LA HABANA.— Mientras el discurso oficial insiste en la defensa de la paz y la estabilidad, Cuba ha vuelto a generar controversia tras la difusión en redes sociales de imágenes y mensajes sobre su supuesta “preparación para la defensa”. En ellas se observa la movilización periódica de civiles, incluidos adolescentes, en ejercicios que simulan escenarios de confrontación armada, una práctica que ha sido presentada como respuesta ante un eventual ataque externo.

Las imágenes, ampliamente compartidas y comentadas, han provocado una ola de reacciones críticas dentro y fuera de la Isla. Para muchos observadores, el contraste resulta evidente: se habla de paz, pero se entrena para la guerra; se invoca la soberanía, pero se normaliza la militarización de la vida cotidiana. La pregunta surge de forma inevitable: ¿cómo se puede promover la paz mientras se prepara a la población, incluidos menores, para un conflicto armado?

La guerra, como recuerdan analistas y defensores de derechos humanos, no es un ejercicio retórico ni simbólico. La guerra deja muertos sin nombre, familias rotas y sociedades marcadas durante generaciones. Preparar adolescentes para ese escenario no solo plantea un dilema ético profundo, sino que refuerza una lógica de confrontación permanente que limita cualquier salida política o diplomática.

Este debate se produce en un contexto de creciente presión internacional. El presidente de Estados Unidos, Donald Trump, advirtió recientemente que durante años Cuba dependió de petróleo y recursos financieros procedentes de Venezuela, un esquema que —según afirmó— llegó a su fin tras los acontecimientos de las últimas semanas. En un mensaje difundido públicamente, Trump fue categórico: “No habrá más petróleo ni dinero para Cuba. Cero”, y recomendó alcanzar un acuerdo “antes de que sea demasiado tarde”.

Más allá del tono del mensaje, el trasfondo es claro: el margen económico y político de Cuba se ha reducido de forma drástica. En ese escenario, la insistencia en ejercicios de defensa y en una narrativa de guerra permanente parece alejar aún más la posibilidad de una solución pragmática a la crisis que enfrenta el país.
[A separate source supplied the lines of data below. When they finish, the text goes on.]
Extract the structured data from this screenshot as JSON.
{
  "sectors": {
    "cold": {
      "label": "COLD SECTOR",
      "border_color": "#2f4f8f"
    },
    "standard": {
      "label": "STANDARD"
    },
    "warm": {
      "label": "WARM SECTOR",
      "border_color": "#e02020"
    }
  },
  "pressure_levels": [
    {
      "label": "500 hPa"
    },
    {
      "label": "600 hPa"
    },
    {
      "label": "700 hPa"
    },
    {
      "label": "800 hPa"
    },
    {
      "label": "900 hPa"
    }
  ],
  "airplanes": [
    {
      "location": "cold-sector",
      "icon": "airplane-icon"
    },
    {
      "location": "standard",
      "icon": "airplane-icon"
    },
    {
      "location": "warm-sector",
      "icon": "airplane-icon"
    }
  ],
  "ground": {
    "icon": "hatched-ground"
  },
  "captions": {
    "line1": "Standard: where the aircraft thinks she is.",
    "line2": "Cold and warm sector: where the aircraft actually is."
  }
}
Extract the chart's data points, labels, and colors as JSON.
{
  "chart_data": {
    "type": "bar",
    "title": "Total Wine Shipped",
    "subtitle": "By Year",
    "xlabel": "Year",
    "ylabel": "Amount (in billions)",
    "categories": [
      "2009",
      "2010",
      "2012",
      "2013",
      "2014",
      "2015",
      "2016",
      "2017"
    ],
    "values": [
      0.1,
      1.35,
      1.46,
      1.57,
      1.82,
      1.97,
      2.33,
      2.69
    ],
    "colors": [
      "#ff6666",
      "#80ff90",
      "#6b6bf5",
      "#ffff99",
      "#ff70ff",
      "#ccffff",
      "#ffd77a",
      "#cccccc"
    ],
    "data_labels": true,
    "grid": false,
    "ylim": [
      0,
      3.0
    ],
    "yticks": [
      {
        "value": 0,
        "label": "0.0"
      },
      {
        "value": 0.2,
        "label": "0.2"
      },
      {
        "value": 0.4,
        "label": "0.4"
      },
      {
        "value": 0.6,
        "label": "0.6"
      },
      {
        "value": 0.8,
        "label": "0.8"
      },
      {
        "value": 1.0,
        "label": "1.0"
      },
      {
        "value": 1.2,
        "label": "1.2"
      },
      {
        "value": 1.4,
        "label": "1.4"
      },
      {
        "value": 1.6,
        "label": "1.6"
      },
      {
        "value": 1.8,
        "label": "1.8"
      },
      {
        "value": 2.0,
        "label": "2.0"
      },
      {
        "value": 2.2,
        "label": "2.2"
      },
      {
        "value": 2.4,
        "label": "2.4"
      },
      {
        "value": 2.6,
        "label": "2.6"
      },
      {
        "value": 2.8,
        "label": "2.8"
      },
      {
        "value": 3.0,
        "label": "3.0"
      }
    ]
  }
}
Hablar de paz exige coherencia. La paz no se construye entrenando personas para un conflicto hipotético, ni alimentando una retórica de plaza sitiada. La paz se construye con negociación, con apertura y con decisiones urgentes que eviten un mayor deterioro social y económico. Cuba necesita sentarse a negociar, y hacerlo con rapidez, antes de que la confrontación —real o simbólica— siga cobrando un precio que siempre pagan los mismos.